From celebrated Aussie director Stephen Elliot, who brought us The Adventures of Priscilla, Queen of the Desert and the lesser known Welcome to Woop Woop comes a semi-autobiographical piece in the form of Swinging Safari, depicting the cringeworthily antics of kids and adult alike during a typical Australian summer in the 1970s.
Despite not being a child of the polarising decade, I grew up listening to countless stories from my Dad, often pertaining to careless parenting and reckless childhood shenanigans, which the film highlights with much enthusiasm. I even spotted a few familiar sights myself, such as BBQ rissoles, platters comprising of the three essential party foods (cheese, savoy crackers and kabana) and of course Kentucky Fried Chicken being far more popular than it should have been. Swinging Safari isn’t much of a movie in the structural sense, but really a series of events chock full of shock value that poke fun of an unflattering side to Australian culture, which more often than not has been detrimental to our national identity. Characters or should I say caricatures are simply that, although entertaining nonetheless, particularly Guy Pearce as the sun soaked father of six Keith, along with his docile wife Kaye played by ‘Queen of Pop’ Kylie Minogue, who spends much of the film wallowing in the abyss of alcoholism.

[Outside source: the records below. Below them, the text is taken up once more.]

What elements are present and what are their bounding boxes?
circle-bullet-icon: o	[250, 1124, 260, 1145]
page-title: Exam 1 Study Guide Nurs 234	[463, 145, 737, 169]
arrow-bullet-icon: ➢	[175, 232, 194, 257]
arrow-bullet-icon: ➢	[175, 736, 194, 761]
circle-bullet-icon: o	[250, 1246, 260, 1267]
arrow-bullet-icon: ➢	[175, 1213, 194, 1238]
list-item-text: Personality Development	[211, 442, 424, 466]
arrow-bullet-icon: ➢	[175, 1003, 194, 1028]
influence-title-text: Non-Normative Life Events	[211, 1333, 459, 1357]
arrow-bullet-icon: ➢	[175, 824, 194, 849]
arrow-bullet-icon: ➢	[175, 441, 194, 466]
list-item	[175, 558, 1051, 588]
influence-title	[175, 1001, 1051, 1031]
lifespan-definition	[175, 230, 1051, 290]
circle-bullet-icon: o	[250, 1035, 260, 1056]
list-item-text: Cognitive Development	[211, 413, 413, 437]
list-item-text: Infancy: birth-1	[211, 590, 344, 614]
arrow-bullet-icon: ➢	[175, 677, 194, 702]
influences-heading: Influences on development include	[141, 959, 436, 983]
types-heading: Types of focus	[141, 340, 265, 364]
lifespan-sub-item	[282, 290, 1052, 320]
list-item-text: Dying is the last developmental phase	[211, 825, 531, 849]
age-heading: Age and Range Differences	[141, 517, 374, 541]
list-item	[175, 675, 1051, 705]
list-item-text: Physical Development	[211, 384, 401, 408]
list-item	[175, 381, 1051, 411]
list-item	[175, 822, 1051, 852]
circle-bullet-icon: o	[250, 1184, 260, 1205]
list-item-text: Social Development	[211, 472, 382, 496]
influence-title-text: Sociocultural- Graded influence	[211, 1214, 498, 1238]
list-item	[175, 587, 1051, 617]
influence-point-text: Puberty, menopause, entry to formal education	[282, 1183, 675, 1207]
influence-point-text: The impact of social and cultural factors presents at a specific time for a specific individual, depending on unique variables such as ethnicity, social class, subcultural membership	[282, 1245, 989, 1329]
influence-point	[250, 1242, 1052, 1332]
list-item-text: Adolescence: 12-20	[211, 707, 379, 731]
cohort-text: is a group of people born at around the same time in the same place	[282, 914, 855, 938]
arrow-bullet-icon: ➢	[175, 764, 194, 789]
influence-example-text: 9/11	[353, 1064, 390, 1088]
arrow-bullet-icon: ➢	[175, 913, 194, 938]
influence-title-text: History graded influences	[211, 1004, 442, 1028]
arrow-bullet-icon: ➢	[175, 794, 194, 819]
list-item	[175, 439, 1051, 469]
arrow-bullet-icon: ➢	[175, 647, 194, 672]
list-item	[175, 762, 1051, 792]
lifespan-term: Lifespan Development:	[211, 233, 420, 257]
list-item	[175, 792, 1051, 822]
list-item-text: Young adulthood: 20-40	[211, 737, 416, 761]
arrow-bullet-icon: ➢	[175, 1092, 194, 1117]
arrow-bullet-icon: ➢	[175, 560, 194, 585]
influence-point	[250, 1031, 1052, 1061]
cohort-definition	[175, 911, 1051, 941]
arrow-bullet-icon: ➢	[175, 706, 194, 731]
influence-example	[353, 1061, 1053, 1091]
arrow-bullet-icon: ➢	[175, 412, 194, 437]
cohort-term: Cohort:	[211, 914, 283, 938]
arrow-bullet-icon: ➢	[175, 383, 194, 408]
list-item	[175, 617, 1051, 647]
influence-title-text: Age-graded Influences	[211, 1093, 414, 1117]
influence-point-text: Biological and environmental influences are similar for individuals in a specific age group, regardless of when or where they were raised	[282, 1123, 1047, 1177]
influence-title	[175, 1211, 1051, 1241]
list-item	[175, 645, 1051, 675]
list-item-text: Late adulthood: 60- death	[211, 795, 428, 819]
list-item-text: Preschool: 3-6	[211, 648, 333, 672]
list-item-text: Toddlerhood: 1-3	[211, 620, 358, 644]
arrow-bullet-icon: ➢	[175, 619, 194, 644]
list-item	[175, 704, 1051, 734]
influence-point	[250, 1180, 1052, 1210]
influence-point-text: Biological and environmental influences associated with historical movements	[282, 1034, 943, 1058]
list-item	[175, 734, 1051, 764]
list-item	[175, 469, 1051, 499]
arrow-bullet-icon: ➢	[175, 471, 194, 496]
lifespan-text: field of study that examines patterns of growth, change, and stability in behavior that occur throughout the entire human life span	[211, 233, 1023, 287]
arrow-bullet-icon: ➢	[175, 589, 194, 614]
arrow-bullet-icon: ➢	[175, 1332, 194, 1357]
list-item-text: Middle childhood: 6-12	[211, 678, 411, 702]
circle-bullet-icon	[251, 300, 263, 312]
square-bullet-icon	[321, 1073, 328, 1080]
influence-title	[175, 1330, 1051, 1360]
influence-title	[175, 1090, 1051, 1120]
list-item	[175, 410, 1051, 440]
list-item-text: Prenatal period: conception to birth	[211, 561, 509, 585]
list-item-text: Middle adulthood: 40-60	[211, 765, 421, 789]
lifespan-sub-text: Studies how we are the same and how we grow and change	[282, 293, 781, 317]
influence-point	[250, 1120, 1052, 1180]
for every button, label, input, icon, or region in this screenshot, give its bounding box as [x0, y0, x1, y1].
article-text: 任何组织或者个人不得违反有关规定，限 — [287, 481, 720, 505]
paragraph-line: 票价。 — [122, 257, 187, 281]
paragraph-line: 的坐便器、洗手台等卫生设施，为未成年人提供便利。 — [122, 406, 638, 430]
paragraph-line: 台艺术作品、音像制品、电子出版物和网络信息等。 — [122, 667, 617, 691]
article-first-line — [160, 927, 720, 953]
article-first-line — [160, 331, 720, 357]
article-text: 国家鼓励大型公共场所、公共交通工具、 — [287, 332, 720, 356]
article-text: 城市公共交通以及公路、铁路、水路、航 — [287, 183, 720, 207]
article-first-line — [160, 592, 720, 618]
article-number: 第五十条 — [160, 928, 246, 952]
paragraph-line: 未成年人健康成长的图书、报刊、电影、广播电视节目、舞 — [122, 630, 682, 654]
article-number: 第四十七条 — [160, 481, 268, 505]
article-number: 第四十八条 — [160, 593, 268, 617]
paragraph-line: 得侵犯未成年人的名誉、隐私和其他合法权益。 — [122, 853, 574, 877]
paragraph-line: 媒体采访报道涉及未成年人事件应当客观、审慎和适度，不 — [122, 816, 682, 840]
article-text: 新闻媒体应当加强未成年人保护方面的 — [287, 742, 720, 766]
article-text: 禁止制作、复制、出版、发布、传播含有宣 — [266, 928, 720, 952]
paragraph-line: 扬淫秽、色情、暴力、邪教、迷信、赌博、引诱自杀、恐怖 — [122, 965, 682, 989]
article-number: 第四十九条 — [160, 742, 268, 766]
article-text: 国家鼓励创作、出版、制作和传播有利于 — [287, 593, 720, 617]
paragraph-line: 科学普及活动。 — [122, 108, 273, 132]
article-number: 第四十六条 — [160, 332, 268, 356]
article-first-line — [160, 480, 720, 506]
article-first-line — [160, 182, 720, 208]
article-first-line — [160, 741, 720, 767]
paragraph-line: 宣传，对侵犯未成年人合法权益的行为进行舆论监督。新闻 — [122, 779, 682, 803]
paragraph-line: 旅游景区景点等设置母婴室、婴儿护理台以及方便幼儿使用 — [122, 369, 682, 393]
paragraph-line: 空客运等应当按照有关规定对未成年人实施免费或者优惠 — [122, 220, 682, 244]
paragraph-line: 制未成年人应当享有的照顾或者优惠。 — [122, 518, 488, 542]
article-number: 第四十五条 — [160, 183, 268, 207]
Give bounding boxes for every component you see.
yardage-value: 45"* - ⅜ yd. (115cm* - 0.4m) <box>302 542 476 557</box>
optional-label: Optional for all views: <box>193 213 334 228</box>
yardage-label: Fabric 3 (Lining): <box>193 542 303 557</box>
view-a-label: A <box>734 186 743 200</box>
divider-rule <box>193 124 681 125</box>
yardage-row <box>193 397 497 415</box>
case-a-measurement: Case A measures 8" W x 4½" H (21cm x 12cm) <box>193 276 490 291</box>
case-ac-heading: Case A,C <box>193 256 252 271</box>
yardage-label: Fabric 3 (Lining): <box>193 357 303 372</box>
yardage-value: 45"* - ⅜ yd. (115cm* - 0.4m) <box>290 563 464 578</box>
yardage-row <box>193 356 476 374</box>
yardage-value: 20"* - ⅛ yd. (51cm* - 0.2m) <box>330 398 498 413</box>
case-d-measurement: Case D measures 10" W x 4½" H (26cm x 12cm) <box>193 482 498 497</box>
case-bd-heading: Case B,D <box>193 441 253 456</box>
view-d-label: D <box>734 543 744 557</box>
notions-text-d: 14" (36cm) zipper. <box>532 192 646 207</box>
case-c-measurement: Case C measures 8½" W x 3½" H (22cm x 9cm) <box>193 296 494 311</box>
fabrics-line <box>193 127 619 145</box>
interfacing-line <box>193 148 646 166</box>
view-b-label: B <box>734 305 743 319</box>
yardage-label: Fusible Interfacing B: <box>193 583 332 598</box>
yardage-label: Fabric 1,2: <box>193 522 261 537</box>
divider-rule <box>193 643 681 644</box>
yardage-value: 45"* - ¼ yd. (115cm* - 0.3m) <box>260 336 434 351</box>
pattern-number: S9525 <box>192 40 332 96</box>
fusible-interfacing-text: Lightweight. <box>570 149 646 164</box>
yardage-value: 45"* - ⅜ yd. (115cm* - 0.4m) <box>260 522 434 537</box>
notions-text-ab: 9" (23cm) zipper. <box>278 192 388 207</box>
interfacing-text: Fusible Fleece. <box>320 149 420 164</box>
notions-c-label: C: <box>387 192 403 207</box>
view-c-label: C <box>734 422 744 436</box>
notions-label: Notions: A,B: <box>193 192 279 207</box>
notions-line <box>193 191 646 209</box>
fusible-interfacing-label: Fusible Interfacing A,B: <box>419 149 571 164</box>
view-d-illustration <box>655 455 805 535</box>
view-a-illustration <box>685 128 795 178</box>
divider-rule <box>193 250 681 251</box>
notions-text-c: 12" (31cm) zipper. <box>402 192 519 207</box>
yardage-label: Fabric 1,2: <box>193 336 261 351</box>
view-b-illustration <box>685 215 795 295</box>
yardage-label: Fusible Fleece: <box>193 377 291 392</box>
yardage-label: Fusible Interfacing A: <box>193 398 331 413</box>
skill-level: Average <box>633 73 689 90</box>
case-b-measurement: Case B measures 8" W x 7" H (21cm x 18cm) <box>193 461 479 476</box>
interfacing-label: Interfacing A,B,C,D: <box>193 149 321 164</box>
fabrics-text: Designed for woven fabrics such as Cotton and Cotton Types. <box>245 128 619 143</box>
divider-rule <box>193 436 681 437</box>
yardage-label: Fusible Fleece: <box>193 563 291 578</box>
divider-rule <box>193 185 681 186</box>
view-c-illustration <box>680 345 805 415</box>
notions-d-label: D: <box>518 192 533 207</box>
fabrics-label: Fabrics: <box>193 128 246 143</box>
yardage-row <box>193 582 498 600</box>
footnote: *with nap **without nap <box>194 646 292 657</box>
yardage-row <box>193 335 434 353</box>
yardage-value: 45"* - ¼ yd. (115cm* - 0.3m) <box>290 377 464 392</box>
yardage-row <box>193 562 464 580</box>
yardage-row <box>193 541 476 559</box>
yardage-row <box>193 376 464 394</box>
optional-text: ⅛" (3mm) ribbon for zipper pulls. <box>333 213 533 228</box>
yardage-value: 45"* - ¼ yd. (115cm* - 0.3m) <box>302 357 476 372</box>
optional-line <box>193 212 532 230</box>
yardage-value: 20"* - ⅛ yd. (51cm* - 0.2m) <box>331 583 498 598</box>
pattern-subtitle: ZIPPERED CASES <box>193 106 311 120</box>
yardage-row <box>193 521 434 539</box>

Stephen Elliot has a proven knack for absurdist humour and much like in the underappreciated Welcome to Woop Woop, there’s a subtle darkness to our psyche that reveals itself only for a second with the occasional wink and lingering smile, a prominent trait from Julian McMahon’s as lower-middle wanker, Rick. Swinging Safari is out in cinemas across Australia through Becker Film Group and while there’s little in the way of thematic storytelling, it’s colourful satire that’s good for a laugh.